Звон как будто подстегнул безумную. Она хохотала и кидала в меня всем, что попадалось под руку. Я металась по комнате, уворачиваясь то от вазы, то от тяжёлой хрустальной пепельницы, то от стула… Вдруг тётя затихла и остановилась. Тяжело дыша, смотрела через моё плечо, словно там кто-то находился. Я поборола желание оглянуться назад и замерла. Может быть, приступ прошёл?

– Ты прав. Она своё получит, – тихо и отчётливо проговорила невменяемая и, отвернувшись от меня, пошла к окну. – Ты поймёшь со временем… Как с этим жить тебе, я не знаю. – Она оглянулась. Безумия как не бывало. На меня смотрела немолодая женщина, причёска её были растрёпана, но взгляд светился страданием и умом. Тётя Лида открыла окно. Холодный ноябрьский ветер разметал её волосы. «Подышит воздухом и придёт в себя», – мелькнула мысль. Лишь только я с облегчением вздохнула, как тётя Лида вскарабкалась на подоконник. Я кинулась к ней.

– Прощай! – услышала я. Подол траурного платья хлестнул меня по лицу, словно пощёчина. Не успела ухватить её… Всё произошло быстро, в удручающей тишине. Как подбитая огромная чёрная птица, она камнем рухнула вниз с девятого этажа. Стоя у раскрытого окна, глядя вниз на расползающееся вокруг головы тёти тёмное пятно, я отрешённо думала о том, что умер ещё один близкий человек. Смерть бродит вокруг, злорадно посмеиваясь, собирает урожай…

Темнота накрыла легко и неожиданно, словно кто-то выключил в комнате свет.

…Я открыла глаза. Трещина на потолке показалась огромной. Надо мной нависал край портьеры. Попыталась сосредоточиться, сообразить, кто я и где нахожусь. Вспомнила в секунду, и вместе с памятью вернулось вязкое чувство горечи. Не без труда села. Дверной звонок разрывался от трелей. Я встала, пошатываясь пошла к двери, сотрясающейся под градом ударов. По дороге спохватилась, что дверь в гостиную не открывается. Но она отворилась от лёгкого движения. Вяло удивилась, что именно могло заклинить. Я как будто существовала отдельно от тела, машинально двигаясь, открыла входную дверь. Во внезапно наступившей тишине увидела двоих милиционеров в форме и с ними соседей.
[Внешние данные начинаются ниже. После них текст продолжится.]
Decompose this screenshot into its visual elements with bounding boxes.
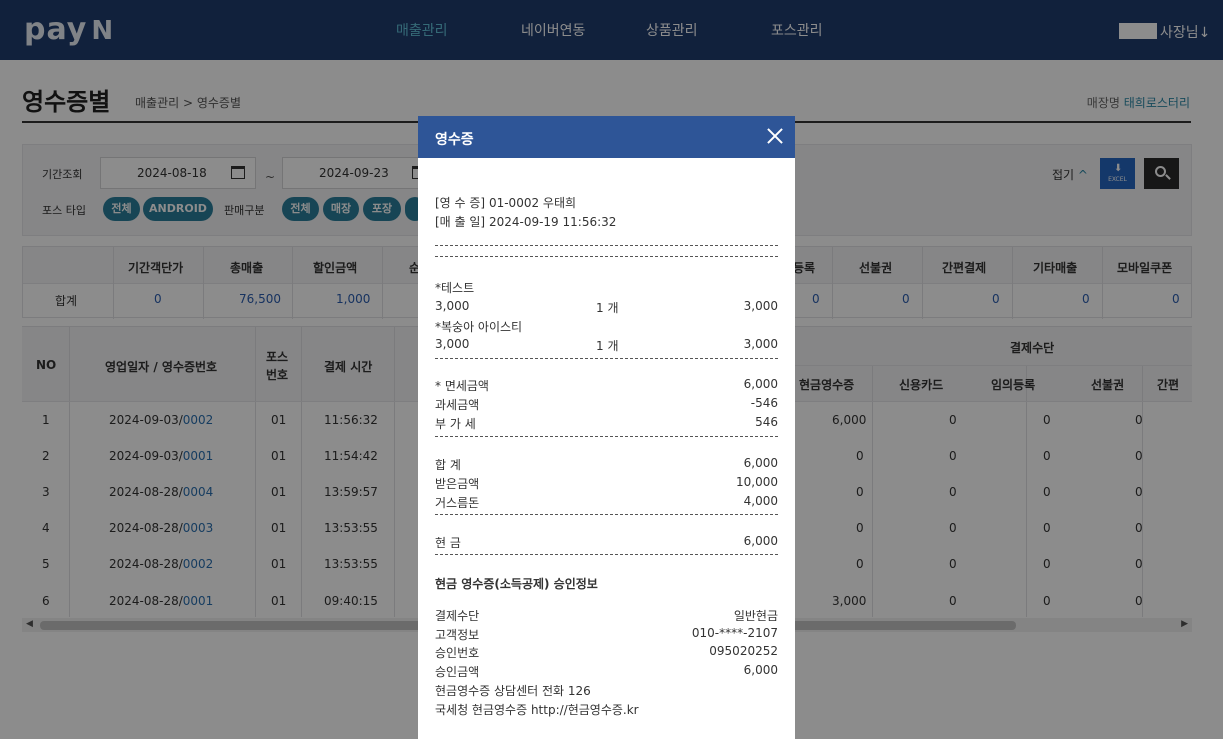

…Потом были дни, наполненные тоской одиночества, когда не хотелось ровным счётом ничего. Ещё были часы, когда меня мучили вопросами о том, как всё произошло. Пытка заключалась в том, что я бесконечно возвращалась мысленно в день смерти тёти. Чувство вины, тяжким бременем лёгшее на плечи, заставляло просыпаться по ночам в слезах. При всём этом я восприняла уход тёти Лиды не так болезненно, как потерю Ксанки или родителей. Может быть, начала привыкать к смерти вокруг себя. А возможно, всё дело в том, что мы никогда не были с ней близки. Подспудно я всегда чувствовала её неприязнь.

Соседи свидетельствовали о том, что тётя после гибели мужа помешалась. Она неоднократно стучала к ним в двери и просила отдать ей Гену. Странно было то, что никто до этого и словом не обмолвился об этом мне. Дело квалифицировали как несчастный случай.

Партнёр тёти Лиды по бизнесу Олег Юрьевич Штельман помог с похоронами. Мы сидели с ним в ставшей неуютной квартире на кухне, пили чай и долго разговаривали. Он многое рассказал о тёте, какой боевой и смелой она была, как они начинали бизнес с продажи стиральных машин, потом компьютеров, затем вложились в нефть.

– Пока перспективно это направление, буду работать, – сказал он. Помолчав, отпил из чашки остывший чай. – Ангелина… Тебе достанется большое, даже по западным меркам, наследство. Не говоря о квартире в центре Москвы, даче, есть ещё компания, а это сама понимаешь, живые деньги.